MiniLangPP Compiler

Custom programming language compiler built from scratch with lexical analysis, parsing, and code generation

C++ Compiler Design Programming Languages Systems Programming

Project Overview

MiniLangPP is a custom programming language compiler built entirely from scratch in C++. This project demonstrates a deep understanding of compiler construction principles, including lexical analysis, syntax parsing, semantic analysis, and code generation. The compiler translates source code written in the MiniLangPP language into executable machine code.

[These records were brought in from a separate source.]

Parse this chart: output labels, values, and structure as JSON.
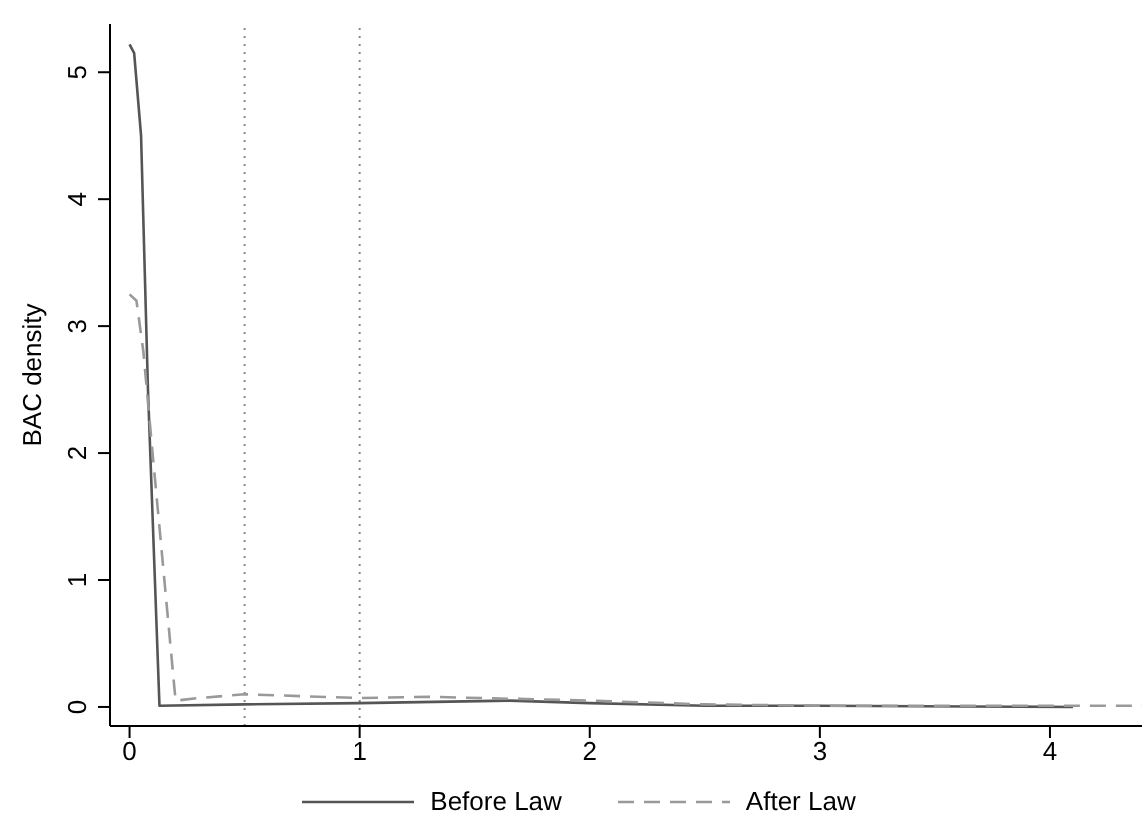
{
  "chart_data": {
    "type": "line",
    "ylabel": "BAC density",
    "xlim": [
      -0.085,
      4.4
    ],
    "xticks": [
      0,
      1,
      2,
      3,
      4
    ],
    "ylim": [
      -0.15,
      5.38
    ],
    "yticks": [
      0,
      1,
      2,
      3,
      4,
      5
    ],
    "grid": false,
    "legend": "bottom",
    "marker": "none",
    "ref_lines": [
      {
        "axis": "x",
        "value": 0.5,
        "color": "#888888",
        "line_style": "dotted"
      },
      {
        "axis": "x",
        "value": 1,
        "color": "#888888",
        "line_style": "dotted"
      }
    ],
    "series": [
      {
        "name": "Before Law",
        "color": "#555555",
        "line_style": "solid",
        "x": [
          0,
          0.02,
          0.05,
          0.08,
          0.13,
          0.5,
          1,
          1.65,
          2,
          2.5,
          3,
          4.1
        ],
        "values": [
          5.22,
          5.15,
          4.5,
          2.5,
          0.01,
          0.02,
          0.03,
          0.05,
          0.03,
          0.01,
          0.01,
          0
        ]
      },
      {
        "name": "After Law",
        "color": "#999999",
        "line_style": "dashed",
        "x": [
          0,
          0.03,
          0.06,
          0.1,
          0.2,
          0.3,
          0.5,
          1,
          1.3,
          2,
          2.5,
          3,
          4.4
        ],
        "values": [
          3.25,
          3.2,
          2.8,
          2,
          0.05,
          0.07,
          0.1,
          0.07,
          0.08,
          0.05,
          0.02,
          0.01,
          0.01
        ]
      }
    ]
  }
}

The project showcases advanced computer science concepts including formal language theory, automata, parsing algorithms, and code optimization techniques. It serves as a comprehensive example of systems programming and compiler engineering.

Key Features

Lexical Analysis

Complete tokenization with support for keywords, identifiers, operators, and literals.

Syntax Parsing

Recursive descent parser with proper error handling and recovery mechanisms.

Semantic Analysis

Type checking, scope resolution, and symbol table management.

Code Generation

Assembly code generation with basic optimization techniques.

Error Reporting

Comprehensive error messages with line numbers and suggestions.

Standard Library

Built-in functions for I/O operations and basic data manipulation.

MiniLangPP Syntax

Here's an example of MiniLangPP syntax:

// Variable declarations
int x = 10;
float pi = 3.14159;
string message = "Hello, World!";

// Function definition
function factorial(int n) -> int {
    if (n <= 1) {
        return 1;
    } else {
        return n * factorial(n - 1);
    }
}

// Main program
function main() -> int {
    int result = factorial(5);
    print("Factorial of 5 is: " + toString(result));
    return 0;
}

Implementation Details

The compiler is implemented in modern C++ with the following architecture:

// Lexer - Tokenization
class Lexer {
    std::vector<Token> tokenize(const std::string& source);
    Token nextToken();
    bool isKeyword(const std::string& word);
};

// Parser - Syntax Analysis
class Parser {
    AST* parseProgram();
    AST* parseStatement();
    AST* parseExpression();
    void error(const std::string& message);
};

// Code Generator - Assembly Output
class CodeGenerator {
    void generate(AST* tree);
    void emitInstruction(const std::string& instruction);
    void optimizeCode();
};

Compiler Phases:

  • Lexical Analysis: Finite state automaton for token recognition
  • Syntax Analysis: Recursive descent parser with LL(1) grammar
  • Semantic Analysis: Symbol table and type checking
  • Code Generation: Three-address code intermediate representation
  • Optimization: Basic peephole and constant folding optimizations

Usage

# Compile the compiler
g++ -std=c++17 -o minilangpp *.cpp

# Compile a MiniLangPP program
./minilangpp program.mlpp -o output.asm

# Assemble and link (using NASM and GCC)
nasm -f elf64 output.asm -o output.o
gcc output.o -o program
./program

Command Line Options:

  • -o <file> - Specify output file
  • -v - Verbose compilation output
  • -O - Enable optimizations
  • --ast - Print abstract syntax tree
  • --tokens - Print token stream

Future Enhancements

  • Advanced Optimizations: Loop unrolling, dead code elimination
  • Debugging Support: Debug symbol generation and GDB integration
  • Object-Oriented Features: Classes, inheritance, polymorphism
  • Standard Library Expansion: File I/O, networking, data structures
  • IDE Integration: Syntax highlighting and IntelliSense support
  • Cross-Platform Support: ARM and x86 code generation